Forget Philadelphia. Your new go-to cream cheese originated in Lebanon, and you make it yourself, starting with a container of plain Greek yogurt. With just a few minutes of prep and a day of "drain time," you'll be rewarded with a fresh, bright cheese that offers concentrated, tart flavor and silky creaminess.
Labneh is a classic favorite that's incredibly simple, is always popular, and goes with everything. Like a culinary version of the Little Black Dress, labneh, also known as Lebanese cream cheese, is endlessly versatile and easy to dress up or dress down, depending on your mood and the occasion. Want a protein-rich, on-the-go breakfast choice? Labneh. Searching for a party treat that knocks their socks off but doesn't bust your budget?

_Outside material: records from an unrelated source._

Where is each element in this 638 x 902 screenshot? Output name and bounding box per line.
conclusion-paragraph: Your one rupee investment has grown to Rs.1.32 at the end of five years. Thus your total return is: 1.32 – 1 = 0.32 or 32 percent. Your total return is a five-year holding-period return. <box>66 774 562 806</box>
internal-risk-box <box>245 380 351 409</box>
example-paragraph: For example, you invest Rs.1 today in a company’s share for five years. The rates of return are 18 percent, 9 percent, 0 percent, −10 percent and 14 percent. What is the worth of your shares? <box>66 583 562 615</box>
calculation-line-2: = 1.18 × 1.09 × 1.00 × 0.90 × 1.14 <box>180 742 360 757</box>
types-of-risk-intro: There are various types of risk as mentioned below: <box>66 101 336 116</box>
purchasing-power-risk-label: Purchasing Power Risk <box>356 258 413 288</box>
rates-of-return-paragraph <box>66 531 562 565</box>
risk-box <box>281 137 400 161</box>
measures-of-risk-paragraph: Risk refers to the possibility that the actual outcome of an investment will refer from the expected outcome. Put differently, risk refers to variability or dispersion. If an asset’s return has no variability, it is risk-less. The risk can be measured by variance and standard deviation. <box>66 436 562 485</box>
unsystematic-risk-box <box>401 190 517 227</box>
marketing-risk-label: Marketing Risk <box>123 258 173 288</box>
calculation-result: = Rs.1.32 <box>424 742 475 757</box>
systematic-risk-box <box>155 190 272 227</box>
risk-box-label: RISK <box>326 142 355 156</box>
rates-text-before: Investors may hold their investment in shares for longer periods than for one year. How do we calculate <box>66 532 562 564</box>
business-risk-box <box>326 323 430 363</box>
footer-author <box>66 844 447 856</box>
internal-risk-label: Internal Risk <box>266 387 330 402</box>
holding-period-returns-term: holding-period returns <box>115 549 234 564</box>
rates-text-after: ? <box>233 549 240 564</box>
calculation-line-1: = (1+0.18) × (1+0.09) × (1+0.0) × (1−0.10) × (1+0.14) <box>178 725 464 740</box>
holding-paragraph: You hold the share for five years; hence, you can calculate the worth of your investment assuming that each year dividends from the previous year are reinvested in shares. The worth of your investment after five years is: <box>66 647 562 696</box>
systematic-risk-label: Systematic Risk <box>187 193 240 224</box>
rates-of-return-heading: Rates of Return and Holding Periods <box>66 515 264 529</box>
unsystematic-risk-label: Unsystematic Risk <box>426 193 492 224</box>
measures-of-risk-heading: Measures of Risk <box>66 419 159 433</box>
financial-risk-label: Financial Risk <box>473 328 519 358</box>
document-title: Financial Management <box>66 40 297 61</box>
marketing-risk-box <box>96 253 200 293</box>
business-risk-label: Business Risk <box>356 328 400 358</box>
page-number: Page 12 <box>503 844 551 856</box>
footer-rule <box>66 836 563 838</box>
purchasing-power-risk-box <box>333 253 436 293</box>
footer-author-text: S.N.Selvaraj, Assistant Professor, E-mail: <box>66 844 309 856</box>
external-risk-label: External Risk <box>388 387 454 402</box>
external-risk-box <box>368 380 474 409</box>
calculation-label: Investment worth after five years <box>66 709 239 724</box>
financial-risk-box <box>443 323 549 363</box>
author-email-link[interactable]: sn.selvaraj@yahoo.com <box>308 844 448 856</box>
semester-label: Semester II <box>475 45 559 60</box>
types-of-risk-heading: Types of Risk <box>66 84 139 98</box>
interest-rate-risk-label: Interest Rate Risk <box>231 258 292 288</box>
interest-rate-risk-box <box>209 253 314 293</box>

Labneh. Yearning for the sort of hipster cred that allows you to offhandedly say, "Oh yeah, I'm a cheesemaker"? Guess what? Labneh.
If you have a container of Greek yogurt in the fridge, you're just 24 hours away from having DIY labneh on the table. Get out a colander and bowl, some cheesecloth or a clean kitchen towel, and stir in a bit of good-quality olive oil and a pinch or two of salt. Put the draining mixture in the fridge forget about it for a day, or even longer if you prefer a firmer texture. When you check on your creation, you'll have an tangy spread that can be used in a multitude of creative ways. And you, my friend, are now free to call yourself a "cheesemaker."
A Few LAQs (Labneh-assistance-questions) to Get You Started:
Cheesecloth? What is it? I don't have it! Help!
Cheesecloth is a gauzy cotton cloth used to finely strain solids from liquids in cooking. In the case of labneh, you're literally separating the curds from the whey, just like Ms. Muffet.
Don't have any cheesecloth on hand?
Never fear. Simply line your sieve or colander with a kitchen towel, clean white t-shirt, or even a coffee filter.
It's gotten to the texture I want, but it's still a little...wet.
Pat finished labneh with a paper towel to remove excess liquid.
When can I get started?
How's now working for you? Here are two starter recipes:
- Labneh (Lebanese Cream Cheese)
"This Lebanese version of cream cheese is a lot tastier and lower in calories," says the recipe submitter. "Serve on a plate, sprinkled with olive oil, olives, tomatoes, cucumbers and mint. Or simply spread it like cream cheese on pita bread."
- Labneh with Fresh Mint and Dill
"Creamy deliciousness! I used mint and basil...and loved it," says Buckwheat Queen.
Can You Tell Me 6 Fun Ways to Use This New Spread?
1. Spread it on toast for a zingy morning treat. Add mashed avocado and a sprinkle of flake salt for a breakfast with great taste and satisfaction staying power.
2. Connect with labneh's Middle Eastern origins by using it to top warmed pita bread, drizzling it with good-quality olive oil and dusting with a Lebanese spice blend.
3. Make a labneh sandwich, adding leftover grilled meat or fish, mint leaves, chopped olives and a shake or two of za'atar, a spice blend made from thyme, sesame seeds, and ground sumac powder.
4. Mound finished labneh in a bowl, then use the back of a spoon to make a swirl pattern on top. Pour on a generous splash of good-quality olive oil and add a sprinkling of Dukkah, the spice blend made with hazelnuts, sesame seeds, coriander, and cumin. Dip with raw veggies, crackers, or pita bread toasts.
5. Let the yogurt drain until it's fairly firm, then roll into little balls, sprinkle with chopped herbs. Arrange on a platter and you've got a standout appetizer, called "labneh korat" or "labneh makbouseh" in Lebanese (If you're planning on serving these at a party, it's a good rule of thumb that each quart of yogurt will produce about six ounces of labneh).
6. Store labneh balls in a mason jar, cover them with olive oil, add a few herbs, and you're ready to go with an impressive hostess gift.
Once you've made a successful batch, you'll be ready to begin incorporating labneh into other dishes. Try this Veggie Labneh made with roasted cauliflower, topped with fresh rosemary, and served on toasted flatbreads.